À André Falconet, le 17 septembre 1670, note 11.
Note [11]

Jules de Mascaron (Aix 1634-Agen 1703), fils d’un avocat au parlement de Provence, était venu à Paris pour entrer dans la congrégation de l’Oratoire. Son premier succès éclatant avait été l’oraison funèbre de la reine mère Anne d’Autriche (1666) : {a}

« Grande reine, il ne manque rien à votre force que celle dont votre sexe vous a dispensée. Vous n’avez pu affronter la mort dans les combats. Mais cette mort vous vient chercher dans le lit pour devenir le sujet de vos victoires. Cette grande reine se voit frappée d’une maladie mortelle ; on lui promet bien qu’on lui apportera quelque soulagement, mais on ne lui promet pas d’en guérir. Faux gladiateurs, qui cherchez la mort dans les duels : véritables braves qui la cherchez dans les combats pour la gloire de votre prince ; quel serait votre sentiment, si on vous faisait de semblables propositions. Car enfin après cette nouvelle, il ne serait pas question d’une bravoure, d’un sang échauffé et d’une bile allumée ; il faut une âme dans un sang froid, qui envisage la mort avec un œil intrépide, qui l’affronte avec courage, dans l’assurance qu’elle a de ne la pouvoir éviter. Je vous demande, y a-t-il force et courage pareil, et n’est-ce pas d’elle que je dois dire véritablement, Ridebit in die novissimo ? {b} Elle dit avec une plus grande constance que cet Ancien Vivens vivensque pereo, {c} je meurs tout en vie, et je péris devant mes propres yeux ; et de peur qu’une constance aussi forte que la sienne n’altérât la modestie de son âme, elle se jeta aux pieds d’un crucifix dans un état de pécheresse. »

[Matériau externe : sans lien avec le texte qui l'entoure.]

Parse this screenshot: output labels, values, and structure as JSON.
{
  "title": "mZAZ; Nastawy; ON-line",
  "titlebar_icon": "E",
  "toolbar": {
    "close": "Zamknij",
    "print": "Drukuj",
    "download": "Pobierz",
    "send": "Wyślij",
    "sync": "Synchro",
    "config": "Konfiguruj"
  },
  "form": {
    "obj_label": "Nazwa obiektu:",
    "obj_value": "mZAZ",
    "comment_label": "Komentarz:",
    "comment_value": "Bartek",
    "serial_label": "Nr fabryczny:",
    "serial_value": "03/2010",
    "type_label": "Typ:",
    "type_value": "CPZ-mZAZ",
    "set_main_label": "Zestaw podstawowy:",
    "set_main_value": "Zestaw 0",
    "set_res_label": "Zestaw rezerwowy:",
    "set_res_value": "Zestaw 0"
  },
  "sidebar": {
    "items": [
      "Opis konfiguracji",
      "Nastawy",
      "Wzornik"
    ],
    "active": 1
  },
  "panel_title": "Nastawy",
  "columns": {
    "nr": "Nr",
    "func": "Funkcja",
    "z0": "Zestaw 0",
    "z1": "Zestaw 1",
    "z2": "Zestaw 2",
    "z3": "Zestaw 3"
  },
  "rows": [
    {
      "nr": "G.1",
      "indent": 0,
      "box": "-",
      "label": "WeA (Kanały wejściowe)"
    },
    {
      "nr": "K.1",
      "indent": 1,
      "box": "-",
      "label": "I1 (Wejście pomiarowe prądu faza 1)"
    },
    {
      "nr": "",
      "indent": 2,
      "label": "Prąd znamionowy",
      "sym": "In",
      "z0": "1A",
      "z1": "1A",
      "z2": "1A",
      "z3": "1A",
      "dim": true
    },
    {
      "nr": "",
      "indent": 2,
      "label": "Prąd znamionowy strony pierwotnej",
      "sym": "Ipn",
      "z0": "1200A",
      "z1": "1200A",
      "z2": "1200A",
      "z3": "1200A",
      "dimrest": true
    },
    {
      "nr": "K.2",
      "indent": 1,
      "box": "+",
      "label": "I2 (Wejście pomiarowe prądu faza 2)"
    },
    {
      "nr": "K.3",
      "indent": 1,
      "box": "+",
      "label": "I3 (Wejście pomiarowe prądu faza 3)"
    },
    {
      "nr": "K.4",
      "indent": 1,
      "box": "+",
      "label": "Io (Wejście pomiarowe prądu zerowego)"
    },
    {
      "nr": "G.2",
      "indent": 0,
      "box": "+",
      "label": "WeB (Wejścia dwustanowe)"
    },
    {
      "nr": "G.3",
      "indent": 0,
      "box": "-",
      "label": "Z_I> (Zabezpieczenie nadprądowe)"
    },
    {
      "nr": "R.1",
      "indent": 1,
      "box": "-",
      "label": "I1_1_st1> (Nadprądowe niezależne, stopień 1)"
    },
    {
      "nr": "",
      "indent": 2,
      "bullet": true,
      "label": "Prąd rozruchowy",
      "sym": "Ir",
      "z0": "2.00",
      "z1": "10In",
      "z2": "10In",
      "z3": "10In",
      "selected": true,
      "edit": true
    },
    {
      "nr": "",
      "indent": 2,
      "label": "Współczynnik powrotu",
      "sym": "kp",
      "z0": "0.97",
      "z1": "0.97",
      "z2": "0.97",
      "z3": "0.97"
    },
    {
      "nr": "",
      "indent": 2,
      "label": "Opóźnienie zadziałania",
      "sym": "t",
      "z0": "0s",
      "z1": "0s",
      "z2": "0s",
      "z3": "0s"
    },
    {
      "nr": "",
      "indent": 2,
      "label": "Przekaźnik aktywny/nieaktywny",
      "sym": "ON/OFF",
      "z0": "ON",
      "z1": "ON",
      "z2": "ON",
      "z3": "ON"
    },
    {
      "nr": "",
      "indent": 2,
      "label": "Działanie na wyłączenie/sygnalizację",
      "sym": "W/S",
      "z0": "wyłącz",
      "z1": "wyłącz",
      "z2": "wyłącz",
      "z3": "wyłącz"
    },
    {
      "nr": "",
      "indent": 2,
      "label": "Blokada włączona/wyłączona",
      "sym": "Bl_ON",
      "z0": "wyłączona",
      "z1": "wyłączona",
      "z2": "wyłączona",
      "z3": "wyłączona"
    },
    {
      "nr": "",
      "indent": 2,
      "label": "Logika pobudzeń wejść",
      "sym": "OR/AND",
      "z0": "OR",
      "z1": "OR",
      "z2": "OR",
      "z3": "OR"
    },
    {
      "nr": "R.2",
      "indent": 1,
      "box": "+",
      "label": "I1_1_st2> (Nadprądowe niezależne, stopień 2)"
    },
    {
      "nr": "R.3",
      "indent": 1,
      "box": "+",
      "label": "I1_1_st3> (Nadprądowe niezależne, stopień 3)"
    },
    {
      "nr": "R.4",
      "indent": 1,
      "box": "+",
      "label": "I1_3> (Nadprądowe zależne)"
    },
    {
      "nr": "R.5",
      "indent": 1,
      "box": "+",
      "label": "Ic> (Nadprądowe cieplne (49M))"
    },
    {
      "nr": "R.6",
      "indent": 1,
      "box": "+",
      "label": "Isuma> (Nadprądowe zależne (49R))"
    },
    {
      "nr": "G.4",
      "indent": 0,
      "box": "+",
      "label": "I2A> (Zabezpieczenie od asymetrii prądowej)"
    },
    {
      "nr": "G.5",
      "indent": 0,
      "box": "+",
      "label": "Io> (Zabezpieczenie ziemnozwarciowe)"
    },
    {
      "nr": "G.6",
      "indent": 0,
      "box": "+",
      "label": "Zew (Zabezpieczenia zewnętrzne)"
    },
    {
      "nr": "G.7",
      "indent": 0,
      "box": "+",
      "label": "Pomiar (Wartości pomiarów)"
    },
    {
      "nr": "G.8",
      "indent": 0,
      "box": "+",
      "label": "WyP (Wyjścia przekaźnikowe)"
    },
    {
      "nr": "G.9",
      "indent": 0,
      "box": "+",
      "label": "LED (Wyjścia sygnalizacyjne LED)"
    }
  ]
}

  1. Recueil des Oraisons funèbres prononcées par Messire Jules Mascaron, évêque et comte d’Agen, prédicateur ordinaire du roi (Paris, Georges Du Puis, 1704, in‑12 de 412 pages), iii e partie, pages 47‑49 ; ma transcription respecte la ponctuation qui donne une idée de la déclamation.

  2. « Elle rit au jour nouveau » : elle envisage l’avenir avec confiance (Proverbes, 31:25).

  3. « Tout vivant et bien vivant que je suis, je cours à ma perte » : réponse de Phédria à son esclave Parménon qui le conjure de ne pas retomber sous les charmes de Thaïs, son amante, dans L’Eunuque de Térence (acte i, scène 1, vers 73).

Ce discours valut à Mascaron d’être présenté à Louis xiv, devant qui, entouré de ses favorites, il avait prêché le carême de 1669. Il reçut l’évêché de Tulle en 1671 (G.D.U. xixe s.).

V. note [3], lettre 567, pour Louis de Bassompierre, évêque de Saintes. La charge de précepteur du dauphin échut à Jacques-Bénigne Bossuet (v. note [4], lettre 972).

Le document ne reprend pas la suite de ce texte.